As one would expect, the food most associated with overall health improvement was yogurt, which lead to a decrease of 0.82 lbs per year when consumed regularly. The most disastrous food is also Americans’ leading source of vitamin C: French fries, which led to a 1.69 lb weight gain per year when consumed multiple times a week.

However much autonomy the individual has in impacting their current gut health, the way we are born determines the microbiome we begin life with. Current research points out that those born by Cesarean section are more prone to a broader ranges of allergies, as well as an increased potential for autism.

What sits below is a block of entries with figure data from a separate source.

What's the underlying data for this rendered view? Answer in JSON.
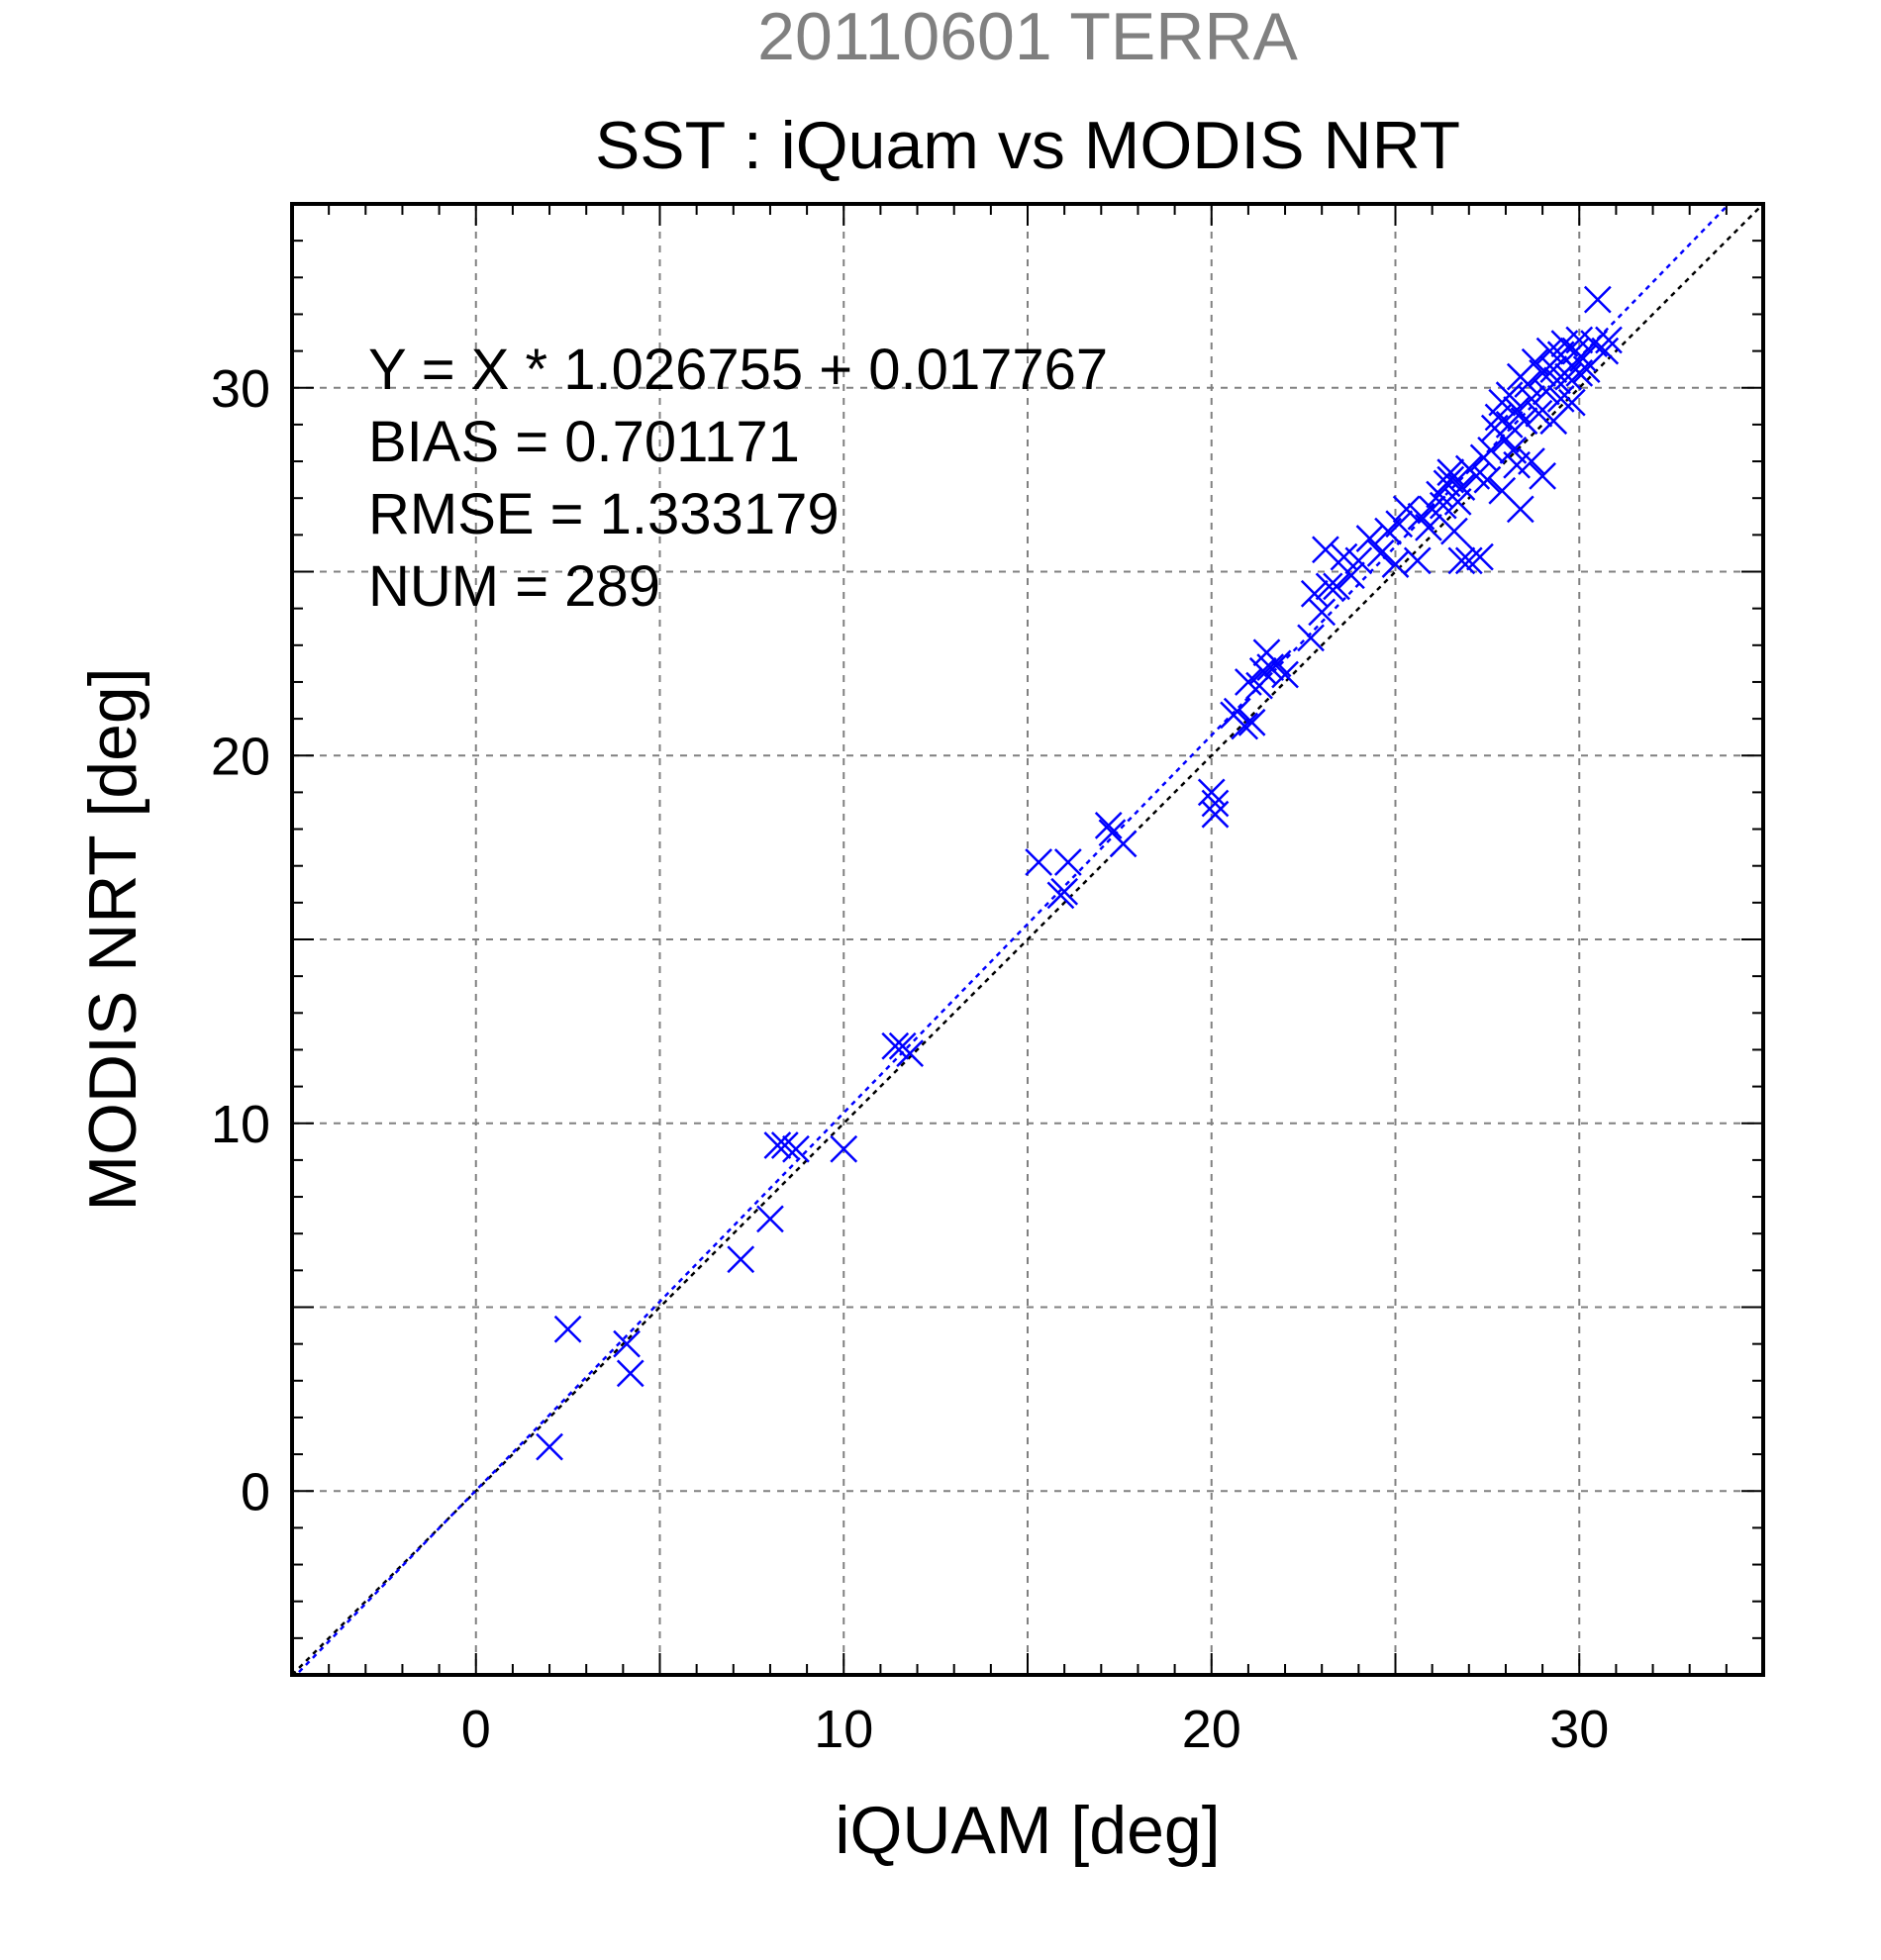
{
  "chart_data": {
    "type": "scatter",
    "supertitle": "20110601 TERRA",
    "title": "SST : iQuam vs MODIS NRT",
    "xlabel": "iQUAM [deg]",
    "ylabel": "MODIS NRT [deg]",
    "xlim": [
      -5,
      35
    ],
    "ylim": [
      -5,
      35
    ],
    "xticks": [
      0,
      10,
      20,
      30
    ],
    "yticks": [
      0,
      10,
      20,
      30
    ],
    "grid": true,
    "annotations": [
      "Y = X * 1.026755 + 0.017767",
      "BIAS = 0.701171",
      "RMSE = 1.333179",
      "NUM = 289"
    ],
    "fit_line": {
      "slope": 1.026755,
      "intercept": 0.017767
    },
    "reference_line": {
      "slope": 1,
      "intercept": 0
    },
    "colors": {
      "points": "#0000ff",
      "fit_line": "#0000ff",
      "reference_line": "#000000",
      "supertitle": "#808080",
      "grid": "#808080"
    },
    "series": [
      {
        "points": [
          [
            2.0,
            1.2
          ],
          [
            2.5,
            4.4
          ],
          [
            4.1,
            4.0
          ],
          [
            4.2,
            3.2
          ],
          [
            7.2,
            6.3
          ],
          [
            8.0,
            7.4
          ],
          [
            8.2,
            9.4
          ],
          [
            8.4,
            9.4
          ],
          [
            8.7,
            9.3
          ],
          [
            10.0,
            9.3
          ],
          [
            11.4,
            12.1
          ],
          [
            11.6,
            12.1
          ],
          [
            11.8,
            11.9
          ],
          [
            15.3,
            17.1
          ],
          [
            15.9,
            16.2
          ],
          [
            16.0,
            16.3
          ],
          [
            16.1,
            17.1
          ],
          [
            17.2,
            18.1
          ],
          [
            17.3,
            17.9
          ],
          [
            17.6,
            17.6
          ],
          [
            20.0,
            19.0
          ],
          [
            20.1,
            18.7
          ],
          [
            20.1,
            18.4
          ],
          [
            20.6,
            21.1
          ],
          [
            20.7,
            21.2
          ],
          [
            20.9,
            20.8
          ],
          [
            21.0,
            22.0
          ],
          [
            21.1,
            20.9
          ],
          [
            21.3,
            21.9
          ],
          [
            21.4,
            22.3
          ],
          [
            21.5,
            22.8
          ],
          [
            21.6,
            22.4
          ],
          [
            21.8,
            22.5
          ],
          [
            22.0,
            22.2
          ],
          [
            22.7,
            23.2
          ],
          [
            22.8,
            24.4
          ],
          [
            23.0,
            23.9
          ],
          [
            23.1,
            25.6
          ],
          [
            23.2,
            24.6
          ],
          [
            23.4,
            24.6
          ],
          [
            23.6,
            25.4
          ],
          [
            23.8,
            24.9
          ],
          [
            24.0,
            25.3
          ],
          [
            24.3,
            25.9
          ],
          [
            24.6,
            25.5
          ],
          [
            24.8,
            26.1
          ],
          [
            25.0,
            25.2
          ],
          [
            25.1,
            26.3
          ],
          [
            25.3,
            26.7
          ],
          [
            25.6,
            25.3
          ],
          [
            25.7,
            26.5
          ],
          [
            25.9,
            26.2
          ],
          [
            26.0,
            26.7
          ],
          [
            26.2,
            27.1
          ],
          [
            26.3,
            26.8
          ],
          [
            26.4,
            27.4
          ],
          [
            26.5,
            27.5
          ],
          [
            26.5,
            27.7
          ],
          [
            26.6,
            26.1
          ],
          [
            26.7,
            26.9
          ],
          [
            26.8,
            25.3
          ],
          [
            26.8,
            27.3
          ],
          [
            27.0,
            27.8
          ],
          [
            27.0,
            25.3
          ],
          [
            27.2,
            27.6
          ],
          [
            27.3,
            25.4
          ],
          [
            27.4,
            28.1
          ],
          [
            27.5,
            27.5
          ],
          [
            27.6,
            28.3
          ],
          [
            27.7,
            28.9
          ],
          [
            27.8,
            29.2
          ],
          [
            27.9,
            29.6
          ],
          [
            27.9,
            27.2
          ],
          [
            28.0,
            28.6
          ],
          [
            28.1,
            29.0
          ],
          [
            28.1,
            29.8
          ],
          [
            28.2,
            28.3
          ],
          [
            28.3,
            27.9
          ],
          [
            28.3,
            29.4
          ],
          [
            28.4,
            26.7
          ],
          [
            28.4,
            30.3
          ],
          [
            28.5,
            29.1
          ],
          [
            28.6,
            30.1
          ],
          [
            28.7,
            28.0
          ],
          [
            28.7,
            29.7
          ],
          [
            28.8,
            30.7
          ],
          [
            28.9,
            29.3
          ],
          [
            29.0,
            27.6
          ],
          [
            29.0,
            30.4
          ],
          [
            29.1,
            29.9
          ],
          [
            29.2,
            31.0
          ],
          [
            29.3,
            29.1
          ],
          [
            29.3,
            30.5
          ],
          [
            29.4,
            30.2
          ],
          [
            29.5,
            29.7
          ],
          [
            29.5,
            30.9
          ],
          [
            29.6,
            31.2
          ],
          [
            29.7,
            30.3
          ],
          [
            29.8,
            30.6
          ],
          [
            29.8,
            29.6
          ],
          [
            29.9,
            31.0
          ],
          [
            30.0,
            30.4
          ],
          [
            30.0,
            31.3
          ],
          [
            30.1,
            30.8
          ],
          [
            30.2,
            30.5
          ],
          [
            30.4,
            31.2
          ],
          [
            30.5,
            32.4
          ],
          [
            30.7,
            31.0
          ],
          [
            30.8,
            31.3
          ]
        ]
      }
    ]
  }
}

“Dr. Knight is the world expert on a microbiome and the analysis on microbiomes from … the human body or an organism that resides in the gut,” said Molly Bray, the chair of the Department of Nutritional Sciences. “He studies (microbiomes) across the globe. There is interest in them right now because it has been shown that many, many diseases have been linked to the microbiome, such as type one diabetes.”

Knight expressed this point of research with a dot-cluster chart showing microbes found in four primary areas: oral, skin, vaginal and fecal. Of the samples collected from children of cesarean section births, microbes that were collected from skin and oral samples were actually plotted away from all four clusters in a “no man’s land,” indicating a possibly threatening misplacement of essential bacteria.

One unexpected fix to this was the application of amoxicillin, a common antibiotic used to treat ear infections, strep throat, pneumonia and more. When test subjcets took a standard, weeklong dosage, all bacteria sampled from them after were then found to be in the correct cluster, illustrating both the fragility and malleability of these systems.

“(Knight’s) talk was very informative and interesting,” said public health freshman Carolyn Henein, who attended the talk. “My favorite part was when he linked the microbiomes to various diseases”.

Drawing towards the end of the lecture, Knight spoke of microbiome diversity and what causes it. Both aging and proper sleep are crucial contributors, allowing healthy bacteria to flourish within us, in turn providing the adaptability to respond to perturbations caused by foreign pathogens associated with illness.

Another way to aid in diversity and solve specific illnesses, and not for the squeamish, is a fecal transplant. Healthy stool provided from a donor can be administered using a tube that runs from your nose to stomach, or through your rear, much like a simple colonoscopy. Despite the inherent disgust one might feel about the operation, fecal transplants are useful for those who suffer from Clostridium difficile, often referred to as C. diff, a bacterial infection of the colon most commonly contracted in hospitals. These transplants have continued to outperform typical antibiotic treatments across the board.

Here Knight concluded by displaying the effectiveness and range of microbial treatments, and the future health benefits and cures that can come from their application. He envisions a future where we will be able to monitor our gut health with “smart toilets” and a mobile phone app which will receive an active readout of our microbiome, helping us to predict diseases and influence our diet.

“It’s very science fiction, I get it,” Knight said. “Just try not to laugh at it, but I do think it is the future.”